Born to be bad. (A) The phenotype of the founding cell dictates the subsequent distribution of private mutations: a lack of cell mobility (p = 0) leads to side-segregated hemispheric distributions of private mutations. (B) Strong cell mobility (p = 1) leads to cell mixing in the first gland (born to be bad) and variegated distributions in the final tumor. (C) If the onset of a mobile cell phenotype is delayed to the second gland, private mutations remain segregated, similar to A. Simulation parameters (unless otherwise specified): n = 16; λ = 1; p = 1; final tumor size: 10⁶ glands.

Fig. 5.

The footprints of early cell mobility. (A) The degree of cell mobility (p) strongly influences the probability (Prob.) of side-mixing (i.e., of finding one or more private mutations on both sides of the tumor).
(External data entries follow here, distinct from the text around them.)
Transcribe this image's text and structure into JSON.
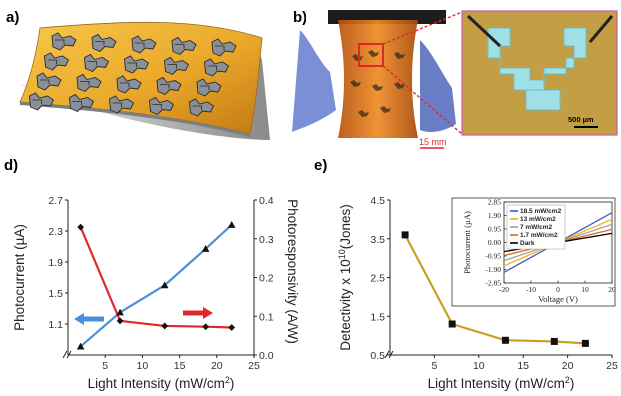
{
  "panels": {
    "a": {
      "label": "a)"
    },
    "b": {
      "label": "b)",
      "scale_bar_main": "15 mm",
      "scale_bar_inset": "500 µm"
    },
    "d": {
      "label": "d)"
    },
    "e": {
      "label": "e)"
    }
  },
  "colors": {
    "photocurrent": "#4a90d9",
    "responsivity": "#e0282b",
    "detectivity": "#c8a020",
    "photoresponse_series": [
      "#3a60b8",
      "#f0b020",
      "#a0a0a0",
      "#e06a20",
      "#000000"
    ]
  },
  "chart_data": [
    {
      "id": "d",
      "type": "line",
      "xlabel": "Light Intensity (mW/cm2)",
      "ylabel_left": "Photocurrent (µA)",
      "ylabel_right": "Photoresponsivity (A/W)",
      "xlim": [
        0,
        25
      ],
      "ylim_left": [
        0.7,
        2.7
      ],
      "ylim_right": [
        0,
        0.4
      ],
      "xticks": [
        5,
        10,
        15,
        20,
        25
      ],
      "yticks_left": [
        "1.1",
        "1.5",
        "1.9",
        "2.3",
        "2.7"
      ],
      "yticks_right": [
        "0.0",
        "0.1",
        "0.2",
        "0.3",
        "0.4"
      ],
      "series": [
        {
          "axis": "left",
          "marker": "triangle",
          "x": [
            1.7,
            7,
            13,
            18.5,
            22
          ],
          "y": [
            0.81,
            1.25,
            1.6,
            2.07,
            2.38
          ]
        },
        {
          "axis": "right",
          "marker": "diamond",
          "x": [
            1.7,
            7,
            13,
            18.5,
            22
          ],
          "y": [
            0.33,
            0.088,
            0.075,
            0.073,
            0.071
          ]
        }
      ]
    },
    {
      "id": "e",
      "type": "line",
      "xlabel": "Light Intensity (mW/cm2)",
      "ylabel": "Detectivity x 1010(Jones)",
      "xlim": [
        0,
        25
      ],
      "ylim": [
        0.5,
        4.5
      ],
      "xticks": [
        5,
        10,
        15,
        20,
        25
      ],
      "yticks": [
        "0.5",
        "1.5",
        "2.5",
        "3.5",
        "4.5"
      ],
      "x": [
        1.7,
        7,
        13,
        18.5,
        22
      ],
      "y": [
        3.6,
        1.3,
        0.88,
        0.85,
        0.8
      ]
    },
    {
      "id": "e-inset",
      "type": "line",
      "xlabel": "Voltage (V)",
      "ylabel": "Photocurrent (µA)",
      "xlim": [
        -20,
        20
      ],
      "ylim": [
        -2.85,
        2.85
      ],
      "xticks": [
        -20,
        -10,
        0,
        10,
        20
      ],
      "yticks": [
        "-2.85",
        "-1.90",
        "-0.95",
        "0.00",
        "0.95",
        "1.90",
        "2.85"
      ],
      "series": [
        {
          "name": "18.5 mW/cm2",
          "slope": 0.105
        },
        {
          "name": "13 mW/cm2",
          "slope": 0.082
        },
        {
          "name": "7 mW/cm2",
          "slope": 0.064
        },
        {
          "name": "1.7 mW/cm2",
          "slope": 0.046
        },
        {
          "name": "Dark",
          "slope": 0.032
        }
      ]
    }
  ]
}
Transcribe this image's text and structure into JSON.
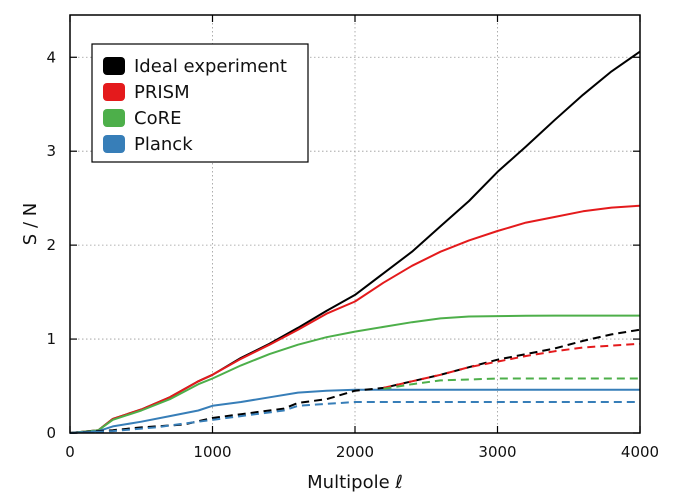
{
  "chart_data": {
    "type": "line",
    "title": "",
    "xlabel": "Multipole ℓ",
    "ylabel": "S / N",
    "xlim": [
      0,
      4000
    ],
    "ylim": [
      0,
      4.45
    ],
    "xticks": [
      0,
      1000,
      2000,
      3000,
      4000
    ],
    "yticks": [
      0,
      1,
      2,
      3,
      4
    ],
    "grid": true,
    "legend_position": "top-left",
    "legend": [
      {
        "name": "Ideal experiment",
        "color": "#000000"
      },
      {
        "name": "PRISM",
        "color": "#e41a1c"
      },
      {
        "name": "CoRE",
        "color": "#4daf4a"
      },
      {
        "name": "Planck",
        "color": "#377eb8"
      }
    ],
    "series": [
      {
        "name": "Ideal experiment",
        "style": "solid",
        "color": "#000000",
        "x": [
          0,
          200,
          300,
          500,
          700,
          900,
          1000,
          1200,
          1400,
          1600,
          1800,
          2000,
          2200,
          2400,
          2600,
          2800,
          3000,
          3200,
          3400,
          3600,
          3800,
          4000
        ],
        "y": [
          0,
          0.03,
          0.15,
          0.25,
          0.38,
          0.55,
          0.62,
          0.8,
          0.95,
          1.12,
          1.3,
          1.47,
          1.7,
          1.93,
          2.2,
          2.47,
          2.78,
          3.05,
          3.33,
          3.6,
          3.85,
          4.06
        ]
      },
      {
        "name": "PRISM",
        "style": "solid",
        "color": "#e41a1c",
        "x": [
          0,
          200,
          300,
          500,
          700,
          900,
          1000,
          1200,
          1400,
          1600,
          1800,
          2000,
          2200,
          2400,
          2600,
          2800,
          3000,
          3200,
          3400,
          3600,
          3800,
          4000
        ],
        "y": [
          0,
          0.03,
          0.15,
          0.25,
          0.38,
          0.55,
          0.62,
          0.79,
          0.94,
          1.1,
          1.27,
          1.4,
          1.6,
          1.78,
          1.93,
          2.05,
          2.15,
          2.24,
          2.3,
          2.36,
          2.4,
          2.42
        ]
      },
      {
        "name": "CoRE",
        "style": "solid",
        "color": "#4daf4a",
        "x": [
          0,
          200,
          300,
          500,
          700,
          900,
          1000,
          1200,
          1400,
          1600,
          1800,
          2000,
          2200,
          2400,
          2600,
          2800,
          3000,
          3200,
          3400,
          3600,
          3800,
          4000
        ],
        "y": [
          0,
          0.03,
          0.14,
          0.24,
          0.36,
          0.52,
          0.58,
          0.72,
          0.84,
          0.94,
          1.02,
          1.08,
          1.13,
          1.18,
          1.22,
          1.24,
          1.245,
          1.248,
          1.25,
          1.25,
          1.25,
          1.25
        ]
      },
      {
        "name": "Planck",
        "style": "solid",
        "color": "#377eb8",
        "x": [
          0,
          200,
          300,
          500,
          700,
          900,
          1000,
          1200,
          1400,
          1600,
          1800,
          2000,
          2200,
          2400,
          2600,
          2800,
          3000,
          3200,
          3400,
          3600,
          3800,
          4000
        ],
        "y": [
          0,
          0.02,
          0.07,
          0.12,
          0.18,
          0.24,
          0.29,
          0.33,
          0.38,
          0.43,
          0.45,
          0.46,
          0.46,
          0.46,
          0.46,
          0.46,
          0.46,
          0.46,
          0.46,
          0.46,
          0.46,
          0.46
        ]
      },
      {
        "name": "Ideal experiment (dashed)",
        "style": "dashed",
        "color": "#000000",
        "x": [
          0,
          300,
          500,
          800,
          1000,
          1200,
          1400,
          1500,
          1600,
          1800,
          2000,
          2200,
          2400,
          2600,
          2800,
          3000,
          3200,
          3400,
          3600,
          3800,
          4000
        ],
        "y": [
          0,
          0.03,
          0.06,
          0.09,
          0.16,
          0.2,
          0.24,
          0.26,
          0.32,
          0.36,
          0.45,
          0.48,
          0.55,
          0.62,
          0.7,
          0.78,
          0.84,
          0.9,
          0.98,
          1.05,
          1.1
        ]
      },
      {
        "name": "PRISM (dashed)",
        "style": "dashed",
        "color": "#e41a1c",
        "x": [
          2200,
          2400,
          2600,
          2800,
          3000,
          3200,
          3400,
          3600,
          3800,
          4000
        ],
        "y": [
          0.48,
          0.55,
          0.62,
          0.7,
          0.76,
          0.82,
          0.87,
          0.91,
          0.93,
          0.95
        ]
      },
      {
        "name": "CoRE (dashed)",
        "style": "dashed",
        "color": "#4daf4a",
        "x": [
          2200,
          2400,
          2600,
          2800,
          3000,
          3200,
          3400,
          3600,
          3800,
          4000
        ],
        "y": [
          0.47,
          0.52,
          0.56,
          0.57,
          0.58,
          0.58,
          0.58,
          0.58,
          0.58,
          0.58
        ]
      },
      {
        "name": "Planck (dashed)",
        "style": "dashed",
        "color": "#377eb8",
        "x": [
          0,
          300,
          600,
          900,
          1200,
          1500,
          1600,
          1800,
          2000,
          2200,
          2400,
          2600,
          2800,
          3000,
          3200,
          3400,
          3600,
          3800,
          4000
        ],
        "y": [
          0,
          0.02,
          0.06,
          0.12,
          0.18,
          0.24,
          0.29,
          0.31,
          0.33,
          0.33,
          0.33,
          0.33,
          0.33,
          0.33,
          0.33,
          0.33,
          0.33,
          0.33,
          0.33
        ]
      }
    ]
  }
}
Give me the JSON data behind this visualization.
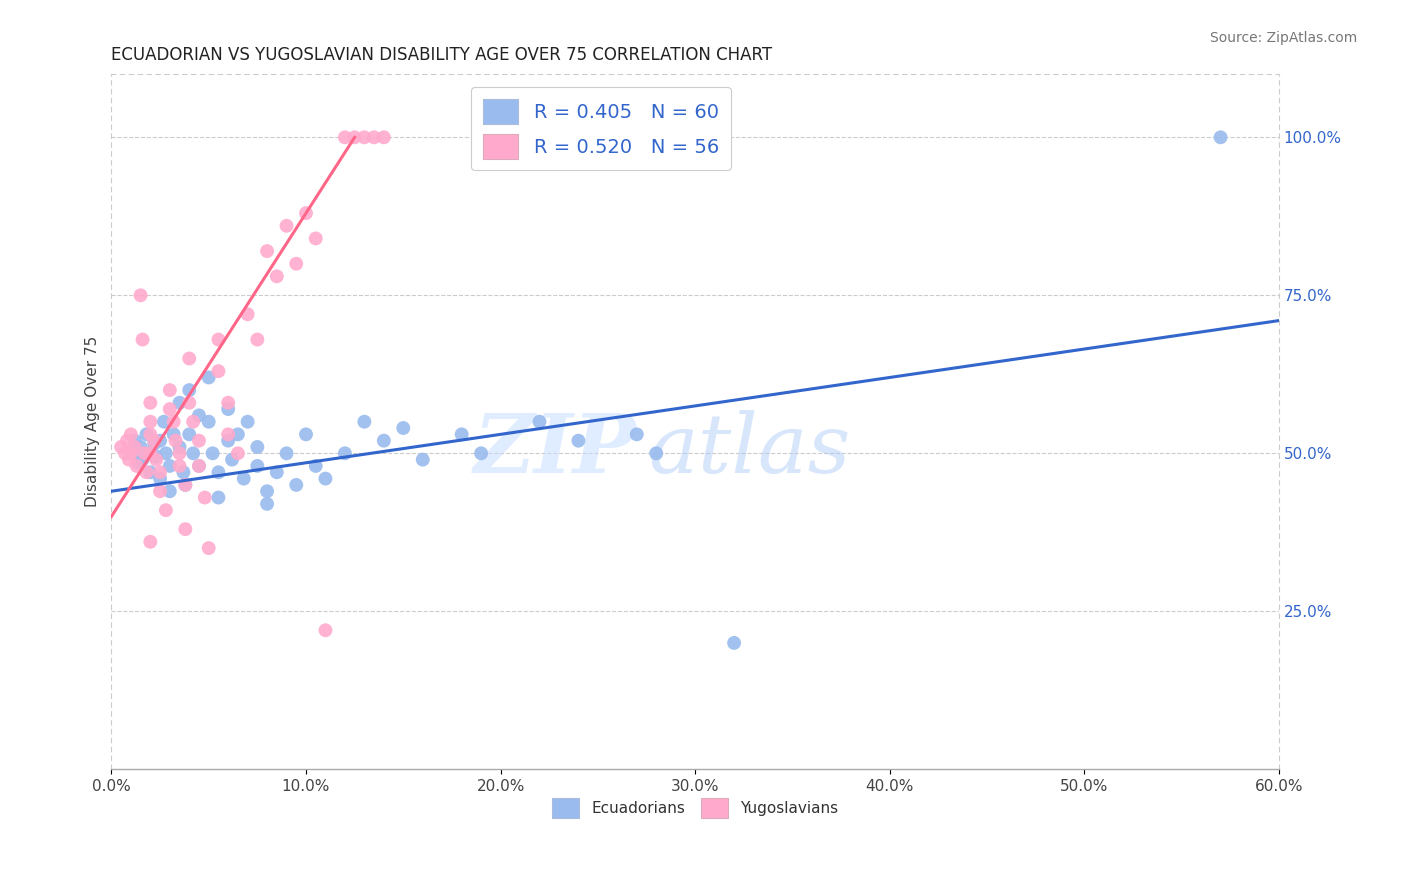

The probability to observing side-mixing is sensitive to the mutation burst rate (λ). (B) The importance of early cell mobility is emphasized by simulations where the onset of a mobile cell phenotype is delayed to the first, second, third, and fourth gland generation, respectively. Even with high cellular mobility (p = 1) and a high mutation burst rate (λ = 3.2), the probability of mixing is negligible if onset of a mobile cell phenotype is delayed beyond the founding gland. (C) The model is individually fit to each of the 19 human colorectal tumor samples, and the posterior mean of the cell mixing strength p is shown (dotted line is the prior mean of 0.5). In contrast to adenomas (Adx) and nonmixing carcinomas (No-mix Cx), there is evidence for cellular mobility in the mixing carcinomas (Mix Cx). *P < 0.03 [significant differences (Wilcoxon rank-sum test) between Mix Cx and Adx]; **P < 0.001 [significant differences (Wilcoxon rank-sum test) between Mix Cx and No-Mix Cx]. (D) For the mixing carcinomas, Bayesian model selection is used to compute the marginal posterior probabilities of the early cell mobility model (M₁), a model with selection (M₂), a model with delayed onset of cell mobility (M₃), and a model with self-seeding of cells across the tumor mass (M₄).